USAID Commits Additional U.S.$7 Million To Combat Ebola

Today, the United States announced that the U.S. Agency for International Development (USAID) is contributing up to $7 million at this stage to combat the Ebola outbreak in the Democratic Republic of Congo (DRC) at this stage.

A health worker sprays a colleague with disinfectant during a training session for Congolese health workers to deal with Ebola virus in Kinshasa October 21, 2014. REUTERS/Media Coulibaly
A health worker sprays a colleague with disinfectant during a training session for Congolese health workers to deal with Ebola virus in Kinshasa October 21, 2014. REUTERS/Media Coulibaly

  This additional funding, combined with the $1 million USAID committed last week, will provide a total of up to $8 million to help prevent the spread of this deadly disease. Secretary of Health and Human Services Alex Azar made the announcement in his address before the 71st World Health Assembly in Geneva, Switzerland.

In addition to this funding, USAID is providing personal protective equipment, mobile laboratories, and supplies, and has a robust presence on the ground.  The United States is also sending a team of public health experts to join the efforts of the Ministry of Health of the DRC, the World Health Organization (WHO), and other partners.

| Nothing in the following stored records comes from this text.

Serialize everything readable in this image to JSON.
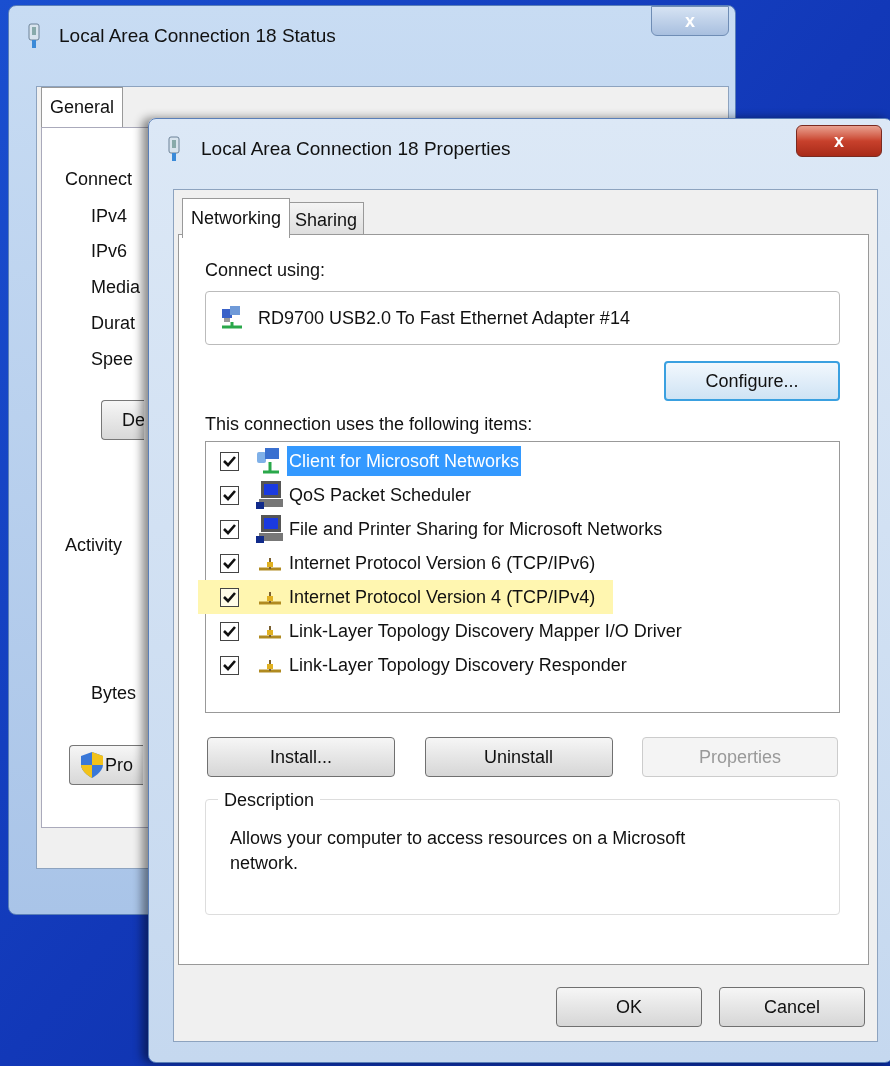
{
  "back_window": {
    "title": "Local Area Connection 18 Status",
    "close": "x",
    "tabs": [
      {
        "label": "General",
        "selected": true
      }
    ],
    "labels": [
      {
        "kind": "heading",
        "text": "Connect"
      },
      {
        "kind": "field",
        "text": "IPv4"
      },
      {
        "kind": "field",
        "text": "IPv6"
      },
      {
        "kind": "field",
        "text": "Media"
      },
      {
        "kind": "field",
        "text": "Durat"
      },
      {
        "kind": "field",
        "text": "Spee"
      },
      {
        "kind": "button",
        "text": "De"
      },
      {
        "kind": "heading",
        "text": "Activity"
      },
      {
        "kind": "field",
        "text": "Bytes"
      },
      {
        "kind": "shield_button",
        "text": "Pro"
      }
    ]
  },
  "front_window": {
    "title": "Local Area Connection 18 Properties",
    "close": "x",
    "tabs": [
      {
        "label": "Networking",
        "selected": true
      },
      {
        "label": "Sharing",
        "selected": false
      }
    ],
    "connect_using_label": "Connect using:",
    "adapter": "RD9700 USB2.0 To Fast Ethernet Adapter #14",
    "configure_button": "Configure...",
    "items_label": "This connection uses the following items:",
    "items": [
      {
        "kind": "client",
        "label": "Client for Microsoft Networks",
        "checked": true,
        "selected": true,
        "highlighted": false
      },
      {
        "kind": "service",
        "label": "QoS Packet Scheduler",
        "checked": true,
        "selected": false,
        "highlighted": false
      },
      {
        "kind": "service",
        "label": "File and Printer Sharing for Microsoft Networks",
        "checked": true,
        "selected": false,
        "highlighted": false
      },
      {
        "kind": "protocol",
        "label": "Internet Protocol Version 6 (TCP/IPv6)",
        "checked": true,
        "selected": false,
        "highlighted": false
      },
      {
        "kind": "protocol",
        "label": "Internet Protocol Version 4 (TCP/IPv4)",
        "checked": true,
        "selected": false,
        "highlighted": true
      },
      {
        "kind": "protocol",
        "label": "Link-Layer Topology Discovery Mapper I/O Driver",
        "checked": true,
        "selected": false,
        "highlighted": false
      },
      {
        "kind": "protocol",
        "label": "Link-Layer Topology Discovery Responder",
        "checked": true,
        "selected": false,
        "highlighted": false
      }
    ],
    "buttons": [
      {
        "label": "Install...",
        "disabled": false
      },
      {
        "label": "Uninstall",
        "disabled": false
      },
      {
        "label": "Properties",
        "disabled": true
      }
    ],
    "description": {
      "legend": "Description",
      "text": "Allows your computer to access resources on a Microsoft network."
    },
    "footer_buttons": [
      {
        "label": "OK"
      },
      {
        "label": "Cancel"
      }
    ]
  }
}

As we announce our own contribution to stopping the outbreak, we call on other donors to make funding available immediately to support the Government of the DRC  and the WHO’s health emergencies fund – the “Contingency Fund for Emergencies” in order to contain the outbreak as soon as possible before it spreads further.   In our increasingly connected world, detecting and controlling outbreaks of dangerous infectious diseases is a global responsibility, and coordinated co-financing is more important than ever.

Since 2014, the United States has been contributing to a global coalition to strengthen the ability of partner countries to prevent, detect, and respond to epidemic threats through the Global Health Security Agenda.  As part of this effort, the United States has been investing $1 billion over five years with a goal of building local capacity to respond to health crises at the country level and help nations comply with their obligations under the International Health Regulations (2005).